• Entity-aware capsule network for multi-class classification of big data: a deep learning approach

      Jaiswal, Amit Kumar; Tiwari, Prayag; Garg, Sahil; Hossain, M. Shamim; University of Bedfordshire; University of Padova; École de technologie supérieure, Montréal; King Saud University (Elsevier B.V., 2020-11-20)
      Named entity recognition (NER) is one of the most challenging natural language processing (NLP) tasks, as its performance is related to constantly evolving languages and dependency on expert (human) annotation.

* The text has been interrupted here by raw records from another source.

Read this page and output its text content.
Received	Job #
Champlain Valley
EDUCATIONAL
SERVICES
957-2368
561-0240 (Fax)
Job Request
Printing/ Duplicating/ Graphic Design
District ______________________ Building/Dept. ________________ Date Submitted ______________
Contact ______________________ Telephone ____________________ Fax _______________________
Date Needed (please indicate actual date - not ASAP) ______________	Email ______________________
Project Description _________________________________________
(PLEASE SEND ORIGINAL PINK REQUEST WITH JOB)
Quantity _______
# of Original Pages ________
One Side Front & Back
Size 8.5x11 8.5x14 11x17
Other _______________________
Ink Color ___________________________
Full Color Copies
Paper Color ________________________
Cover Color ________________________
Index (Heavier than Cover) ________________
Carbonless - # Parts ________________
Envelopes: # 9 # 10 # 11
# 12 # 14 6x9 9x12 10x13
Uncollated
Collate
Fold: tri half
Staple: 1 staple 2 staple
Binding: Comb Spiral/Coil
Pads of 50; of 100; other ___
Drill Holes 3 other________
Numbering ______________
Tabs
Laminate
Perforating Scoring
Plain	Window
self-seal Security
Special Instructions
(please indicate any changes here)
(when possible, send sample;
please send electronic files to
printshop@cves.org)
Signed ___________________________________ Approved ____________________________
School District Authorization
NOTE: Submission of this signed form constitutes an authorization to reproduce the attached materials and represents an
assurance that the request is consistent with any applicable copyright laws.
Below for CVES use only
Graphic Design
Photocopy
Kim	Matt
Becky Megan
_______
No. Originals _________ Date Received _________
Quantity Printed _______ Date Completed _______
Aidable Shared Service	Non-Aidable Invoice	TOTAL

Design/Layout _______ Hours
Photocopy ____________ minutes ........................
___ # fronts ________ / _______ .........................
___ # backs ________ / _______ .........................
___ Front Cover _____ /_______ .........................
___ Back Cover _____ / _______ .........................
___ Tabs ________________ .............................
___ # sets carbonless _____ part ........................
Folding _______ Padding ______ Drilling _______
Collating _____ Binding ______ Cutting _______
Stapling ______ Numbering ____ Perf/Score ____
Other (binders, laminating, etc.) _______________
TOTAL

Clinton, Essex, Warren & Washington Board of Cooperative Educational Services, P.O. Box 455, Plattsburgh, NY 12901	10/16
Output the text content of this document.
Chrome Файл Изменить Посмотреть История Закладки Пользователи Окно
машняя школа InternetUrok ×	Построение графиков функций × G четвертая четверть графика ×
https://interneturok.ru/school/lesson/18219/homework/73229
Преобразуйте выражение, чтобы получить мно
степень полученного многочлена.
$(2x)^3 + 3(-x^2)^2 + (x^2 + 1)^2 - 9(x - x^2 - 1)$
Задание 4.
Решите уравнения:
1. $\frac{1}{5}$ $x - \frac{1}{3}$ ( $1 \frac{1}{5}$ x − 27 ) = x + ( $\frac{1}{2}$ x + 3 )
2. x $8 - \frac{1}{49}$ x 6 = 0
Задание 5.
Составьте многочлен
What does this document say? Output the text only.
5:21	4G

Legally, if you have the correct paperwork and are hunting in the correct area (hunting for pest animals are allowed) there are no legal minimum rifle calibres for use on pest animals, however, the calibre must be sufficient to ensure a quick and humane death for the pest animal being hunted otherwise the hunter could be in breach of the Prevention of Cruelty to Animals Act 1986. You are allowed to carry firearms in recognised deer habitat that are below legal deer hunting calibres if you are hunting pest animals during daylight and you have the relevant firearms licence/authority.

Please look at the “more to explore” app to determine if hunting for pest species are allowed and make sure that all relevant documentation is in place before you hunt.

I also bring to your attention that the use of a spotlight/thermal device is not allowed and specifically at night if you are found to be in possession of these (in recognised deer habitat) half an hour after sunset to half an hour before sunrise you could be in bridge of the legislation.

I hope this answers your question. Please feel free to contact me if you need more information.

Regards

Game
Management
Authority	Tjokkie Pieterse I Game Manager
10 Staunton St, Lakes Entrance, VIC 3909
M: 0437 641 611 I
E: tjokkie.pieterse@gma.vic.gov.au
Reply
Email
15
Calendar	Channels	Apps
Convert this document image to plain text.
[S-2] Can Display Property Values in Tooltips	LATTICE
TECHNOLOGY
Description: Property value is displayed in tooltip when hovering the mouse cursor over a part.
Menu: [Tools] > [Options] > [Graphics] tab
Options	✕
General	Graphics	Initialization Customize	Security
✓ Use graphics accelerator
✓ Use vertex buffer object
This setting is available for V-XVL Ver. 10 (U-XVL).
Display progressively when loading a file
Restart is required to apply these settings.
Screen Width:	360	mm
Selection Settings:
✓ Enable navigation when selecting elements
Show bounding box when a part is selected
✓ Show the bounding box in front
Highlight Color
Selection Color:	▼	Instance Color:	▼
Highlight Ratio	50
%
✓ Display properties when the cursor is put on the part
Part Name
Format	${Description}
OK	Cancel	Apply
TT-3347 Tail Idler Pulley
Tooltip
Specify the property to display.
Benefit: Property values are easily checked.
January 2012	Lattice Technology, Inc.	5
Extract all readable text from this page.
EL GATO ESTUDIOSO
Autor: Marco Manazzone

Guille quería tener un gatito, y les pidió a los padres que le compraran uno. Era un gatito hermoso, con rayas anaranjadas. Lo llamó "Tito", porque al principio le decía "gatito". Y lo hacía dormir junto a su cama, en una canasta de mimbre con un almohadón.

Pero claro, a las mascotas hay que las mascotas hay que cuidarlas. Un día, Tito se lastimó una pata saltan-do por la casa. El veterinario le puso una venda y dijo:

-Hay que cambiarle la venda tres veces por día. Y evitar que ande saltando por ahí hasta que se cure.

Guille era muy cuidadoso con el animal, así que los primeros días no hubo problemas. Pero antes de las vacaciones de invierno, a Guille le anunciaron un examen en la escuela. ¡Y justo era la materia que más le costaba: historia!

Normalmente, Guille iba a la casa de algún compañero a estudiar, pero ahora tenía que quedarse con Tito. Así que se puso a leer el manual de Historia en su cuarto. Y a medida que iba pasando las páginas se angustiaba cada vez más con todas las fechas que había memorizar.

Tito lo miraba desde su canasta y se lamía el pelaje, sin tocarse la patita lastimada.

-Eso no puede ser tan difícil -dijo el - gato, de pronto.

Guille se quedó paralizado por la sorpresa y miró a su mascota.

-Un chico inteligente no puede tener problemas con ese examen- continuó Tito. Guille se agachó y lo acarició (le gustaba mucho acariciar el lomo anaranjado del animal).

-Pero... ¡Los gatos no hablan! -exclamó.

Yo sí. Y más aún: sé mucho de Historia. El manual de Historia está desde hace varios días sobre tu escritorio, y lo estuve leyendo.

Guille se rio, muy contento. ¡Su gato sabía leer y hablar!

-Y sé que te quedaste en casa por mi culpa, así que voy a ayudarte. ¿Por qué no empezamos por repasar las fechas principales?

The diverse and dynamic content on the web significantly raises the need for a more generalized approach—one that is capable of correctly classifying terms in a corpus and feeding subsequent NLP tasks, such as machine translation, query expansion, and many other applications. Although extensively researched in recent times, the variety of public corpora available nowadays provides room for new and more accurate methods to tackle the NER problem. This paper presents a novel method that uses deep learning techniques based on the capsule network architecture for predicting entities in a corpus. This type of network groups neurons into so-called capsules to detect specific features of an object without reducing the original input unlike convolutional neural networks and their ‘max-pooling’ strategy. Our extensive evaluation on several benchmarked datasets demonstrates how competitive our method is in comparison with state-of-the-art techniques and how the usage of the proposed architecture may represent a significant benefit to further NLP tasks, especially in cases where experts are needed. Also, we explore NER using a theoretical framework that leverages big data for security. For the sake of reproducibility, we make the codebase open-source.